Recently, the Administration announced a change in immigration policy that has resulted in children being separated from their parents at the US-Mexico border. Historically, crossing the border illegally was considered a civil offense and parents were able to stay with their children while legal proceedings were carried out (for example, to determine whether the family qualified for asylum). Under the new policy, crossing the border illegally is considered a criminal offense. Children are not allowed to stay with their parents while criminal proceedings are carried out because adult detention facilities cannot ensure child safety. Last Friday The Arc released a statement regarding the forced immigrant family separations that are occurring at the U.S.-Mexico border. “The Arc stands with the immigrant community and the many organizations and individuals that have come out in opposition to this abhorrent practice,” said Peter Berns, CEO of The Arc. “The notion of uniformed, federal border protection agents forcibly separating parents from their children is outrageous.” Read The Arc’s full statement here.

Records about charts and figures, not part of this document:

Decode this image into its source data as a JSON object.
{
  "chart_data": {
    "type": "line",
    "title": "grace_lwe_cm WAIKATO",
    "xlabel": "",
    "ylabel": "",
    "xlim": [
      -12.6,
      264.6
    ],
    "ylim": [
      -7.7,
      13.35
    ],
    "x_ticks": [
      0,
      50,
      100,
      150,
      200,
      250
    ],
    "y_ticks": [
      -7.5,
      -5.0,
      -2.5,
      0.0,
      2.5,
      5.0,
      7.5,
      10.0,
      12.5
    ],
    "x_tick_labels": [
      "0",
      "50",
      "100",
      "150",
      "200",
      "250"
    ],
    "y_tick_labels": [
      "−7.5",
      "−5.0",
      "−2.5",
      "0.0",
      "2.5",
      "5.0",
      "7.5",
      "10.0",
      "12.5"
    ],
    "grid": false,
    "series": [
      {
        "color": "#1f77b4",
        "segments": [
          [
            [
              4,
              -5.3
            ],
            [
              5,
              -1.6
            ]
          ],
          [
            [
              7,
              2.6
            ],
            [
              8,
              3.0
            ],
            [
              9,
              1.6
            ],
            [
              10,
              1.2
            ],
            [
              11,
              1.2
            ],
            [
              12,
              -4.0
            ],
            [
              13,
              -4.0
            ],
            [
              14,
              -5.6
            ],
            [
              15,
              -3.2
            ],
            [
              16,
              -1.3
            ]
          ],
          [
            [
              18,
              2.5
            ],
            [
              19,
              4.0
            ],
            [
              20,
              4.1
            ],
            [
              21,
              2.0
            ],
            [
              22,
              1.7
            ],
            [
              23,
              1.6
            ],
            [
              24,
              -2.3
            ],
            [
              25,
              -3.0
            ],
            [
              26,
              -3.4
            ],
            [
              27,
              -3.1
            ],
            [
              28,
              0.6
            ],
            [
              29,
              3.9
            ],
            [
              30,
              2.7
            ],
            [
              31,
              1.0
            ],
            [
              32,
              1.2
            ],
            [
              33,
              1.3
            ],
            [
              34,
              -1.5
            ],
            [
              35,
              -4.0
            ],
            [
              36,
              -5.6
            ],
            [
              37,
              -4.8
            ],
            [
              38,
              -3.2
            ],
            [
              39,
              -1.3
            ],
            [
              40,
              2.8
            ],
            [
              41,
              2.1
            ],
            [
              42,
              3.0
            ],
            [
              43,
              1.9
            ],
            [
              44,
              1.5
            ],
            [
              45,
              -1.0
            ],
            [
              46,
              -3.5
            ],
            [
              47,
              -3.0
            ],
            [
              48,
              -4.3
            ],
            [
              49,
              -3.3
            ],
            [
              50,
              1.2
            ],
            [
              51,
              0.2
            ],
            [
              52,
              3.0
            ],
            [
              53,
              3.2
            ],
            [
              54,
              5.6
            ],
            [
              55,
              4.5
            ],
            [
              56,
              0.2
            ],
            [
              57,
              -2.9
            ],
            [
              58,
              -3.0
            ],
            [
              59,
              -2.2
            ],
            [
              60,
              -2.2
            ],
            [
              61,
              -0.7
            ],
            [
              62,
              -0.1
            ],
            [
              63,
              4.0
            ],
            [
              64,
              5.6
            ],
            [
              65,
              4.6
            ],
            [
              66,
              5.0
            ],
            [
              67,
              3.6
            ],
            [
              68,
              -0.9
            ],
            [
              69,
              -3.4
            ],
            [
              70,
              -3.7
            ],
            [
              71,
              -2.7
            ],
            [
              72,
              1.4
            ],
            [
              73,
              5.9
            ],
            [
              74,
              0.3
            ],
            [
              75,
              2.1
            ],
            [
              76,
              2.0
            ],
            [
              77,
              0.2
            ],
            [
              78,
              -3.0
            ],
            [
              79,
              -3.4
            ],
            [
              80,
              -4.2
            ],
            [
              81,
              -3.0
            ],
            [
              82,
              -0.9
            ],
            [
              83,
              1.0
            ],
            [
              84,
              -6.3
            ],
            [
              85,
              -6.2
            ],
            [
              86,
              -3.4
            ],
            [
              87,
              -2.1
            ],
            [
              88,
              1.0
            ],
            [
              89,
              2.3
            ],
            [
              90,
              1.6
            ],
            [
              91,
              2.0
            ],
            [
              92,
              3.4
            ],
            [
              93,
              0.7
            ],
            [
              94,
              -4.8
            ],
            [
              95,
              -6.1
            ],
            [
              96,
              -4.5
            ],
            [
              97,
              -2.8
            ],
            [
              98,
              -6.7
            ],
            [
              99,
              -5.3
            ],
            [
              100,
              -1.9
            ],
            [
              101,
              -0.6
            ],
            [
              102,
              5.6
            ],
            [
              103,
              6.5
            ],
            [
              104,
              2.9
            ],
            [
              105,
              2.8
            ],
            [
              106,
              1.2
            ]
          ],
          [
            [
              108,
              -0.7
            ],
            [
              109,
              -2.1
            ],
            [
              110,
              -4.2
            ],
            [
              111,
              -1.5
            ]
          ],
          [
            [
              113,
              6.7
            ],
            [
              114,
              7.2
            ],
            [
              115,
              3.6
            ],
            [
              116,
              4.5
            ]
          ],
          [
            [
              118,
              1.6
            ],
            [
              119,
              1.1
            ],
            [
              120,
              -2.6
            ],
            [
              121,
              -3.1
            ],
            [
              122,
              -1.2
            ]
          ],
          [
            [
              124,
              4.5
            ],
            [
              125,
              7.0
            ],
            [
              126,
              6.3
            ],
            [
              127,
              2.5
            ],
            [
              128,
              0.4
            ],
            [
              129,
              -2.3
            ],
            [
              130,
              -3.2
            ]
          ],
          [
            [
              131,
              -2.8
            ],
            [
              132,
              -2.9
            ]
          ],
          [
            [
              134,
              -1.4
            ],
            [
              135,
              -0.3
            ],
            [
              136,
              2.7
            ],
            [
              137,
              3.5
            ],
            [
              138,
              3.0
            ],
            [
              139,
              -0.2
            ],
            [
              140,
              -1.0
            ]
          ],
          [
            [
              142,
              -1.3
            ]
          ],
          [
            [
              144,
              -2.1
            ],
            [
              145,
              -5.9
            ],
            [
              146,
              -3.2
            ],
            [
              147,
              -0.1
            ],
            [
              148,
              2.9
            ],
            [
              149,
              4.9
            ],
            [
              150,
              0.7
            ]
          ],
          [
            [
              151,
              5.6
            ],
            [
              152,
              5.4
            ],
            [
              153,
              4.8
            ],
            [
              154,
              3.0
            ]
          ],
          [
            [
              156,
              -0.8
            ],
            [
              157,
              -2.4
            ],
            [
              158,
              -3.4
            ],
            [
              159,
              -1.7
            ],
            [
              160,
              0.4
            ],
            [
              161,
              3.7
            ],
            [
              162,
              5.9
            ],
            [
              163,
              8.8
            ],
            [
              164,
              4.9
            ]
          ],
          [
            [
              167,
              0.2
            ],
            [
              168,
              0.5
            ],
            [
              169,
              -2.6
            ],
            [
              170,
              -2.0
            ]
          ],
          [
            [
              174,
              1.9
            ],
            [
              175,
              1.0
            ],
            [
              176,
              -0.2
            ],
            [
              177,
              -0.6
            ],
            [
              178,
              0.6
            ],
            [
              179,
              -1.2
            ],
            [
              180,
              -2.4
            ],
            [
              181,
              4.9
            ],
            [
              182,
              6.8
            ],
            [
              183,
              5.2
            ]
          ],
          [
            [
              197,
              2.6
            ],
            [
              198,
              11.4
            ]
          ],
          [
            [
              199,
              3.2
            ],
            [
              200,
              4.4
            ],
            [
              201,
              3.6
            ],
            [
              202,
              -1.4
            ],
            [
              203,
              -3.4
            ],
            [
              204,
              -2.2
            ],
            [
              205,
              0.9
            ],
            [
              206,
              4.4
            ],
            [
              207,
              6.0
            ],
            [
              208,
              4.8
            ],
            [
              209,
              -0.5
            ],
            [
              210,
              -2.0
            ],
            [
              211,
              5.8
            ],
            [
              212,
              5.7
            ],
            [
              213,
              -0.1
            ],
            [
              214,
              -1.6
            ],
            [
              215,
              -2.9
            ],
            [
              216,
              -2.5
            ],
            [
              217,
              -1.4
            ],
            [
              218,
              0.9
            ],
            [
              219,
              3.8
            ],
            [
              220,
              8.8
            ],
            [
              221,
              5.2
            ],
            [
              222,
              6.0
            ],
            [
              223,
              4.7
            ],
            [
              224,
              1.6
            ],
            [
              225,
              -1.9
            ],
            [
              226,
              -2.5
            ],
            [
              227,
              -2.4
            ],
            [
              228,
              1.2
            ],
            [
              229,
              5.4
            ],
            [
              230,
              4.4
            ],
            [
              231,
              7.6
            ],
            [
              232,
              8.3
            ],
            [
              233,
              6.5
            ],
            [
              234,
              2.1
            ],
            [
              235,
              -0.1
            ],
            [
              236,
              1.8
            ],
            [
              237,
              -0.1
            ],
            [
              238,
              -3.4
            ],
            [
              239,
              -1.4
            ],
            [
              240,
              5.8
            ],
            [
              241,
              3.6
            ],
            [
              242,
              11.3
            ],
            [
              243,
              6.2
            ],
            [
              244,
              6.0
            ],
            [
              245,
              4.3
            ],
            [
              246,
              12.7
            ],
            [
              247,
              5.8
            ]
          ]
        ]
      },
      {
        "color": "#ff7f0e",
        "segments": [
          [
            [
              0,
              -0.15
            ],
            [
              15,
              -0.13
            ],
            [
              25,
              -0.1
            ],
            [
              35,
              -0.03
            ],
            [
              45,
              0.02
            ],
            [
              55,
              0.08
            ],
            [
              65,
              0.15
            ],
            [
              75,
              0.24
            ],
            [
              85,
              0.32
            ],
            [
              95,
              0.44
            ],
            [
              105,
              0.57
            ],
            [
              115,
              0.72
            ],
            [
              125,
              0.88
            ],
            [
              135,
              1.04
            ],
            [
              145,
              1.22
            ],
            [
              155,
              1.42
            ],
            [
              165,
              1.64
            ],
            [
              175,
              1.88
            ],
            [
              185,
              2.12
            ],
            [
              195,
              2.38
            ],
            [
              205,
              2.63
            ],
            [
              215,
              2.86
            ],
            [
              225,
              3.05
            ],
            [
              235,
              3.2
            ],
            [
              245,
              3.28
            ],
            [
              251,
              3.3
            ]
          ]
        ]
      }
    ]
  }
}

Senators Tom Cotton (R-AR) and David Perdue (R-GA) introduced the Reforming American Immigration for Strong Employment (RAISE) Act (S.354), which would cut the total number of legal immigrants allowed in the country in half and make substantial changes to the system. The bill eliminates the diversity immigrant visa category and creates a new visa system that awards points to potential immigrants based on such things as education and English-language ability. Other provisions include limiting the number of refugees granted permanent residence to 50,000; banning all members of an immigrant’s household, including U.S. citizens, from receiving public assistance for five years; and prohibiting U.S. citizens from sponsoring their parents’ immigration into the U.S. These provisions could disadvantage immigrants with disabilities, particularly people with intellectual and developmental disabilities. Additionally, this could lead to fewer immigrants being able to work as direct support professionals, exacerbating an already severe workforce shortage. Contrary to claims that immigration is harming the economy, 1,470 economists from across the political spectrum sent a letter to President Trump and Congressional leadership stating that immigration provides the country with “broad economic benefit.” The Arc opposes the RAISE Act.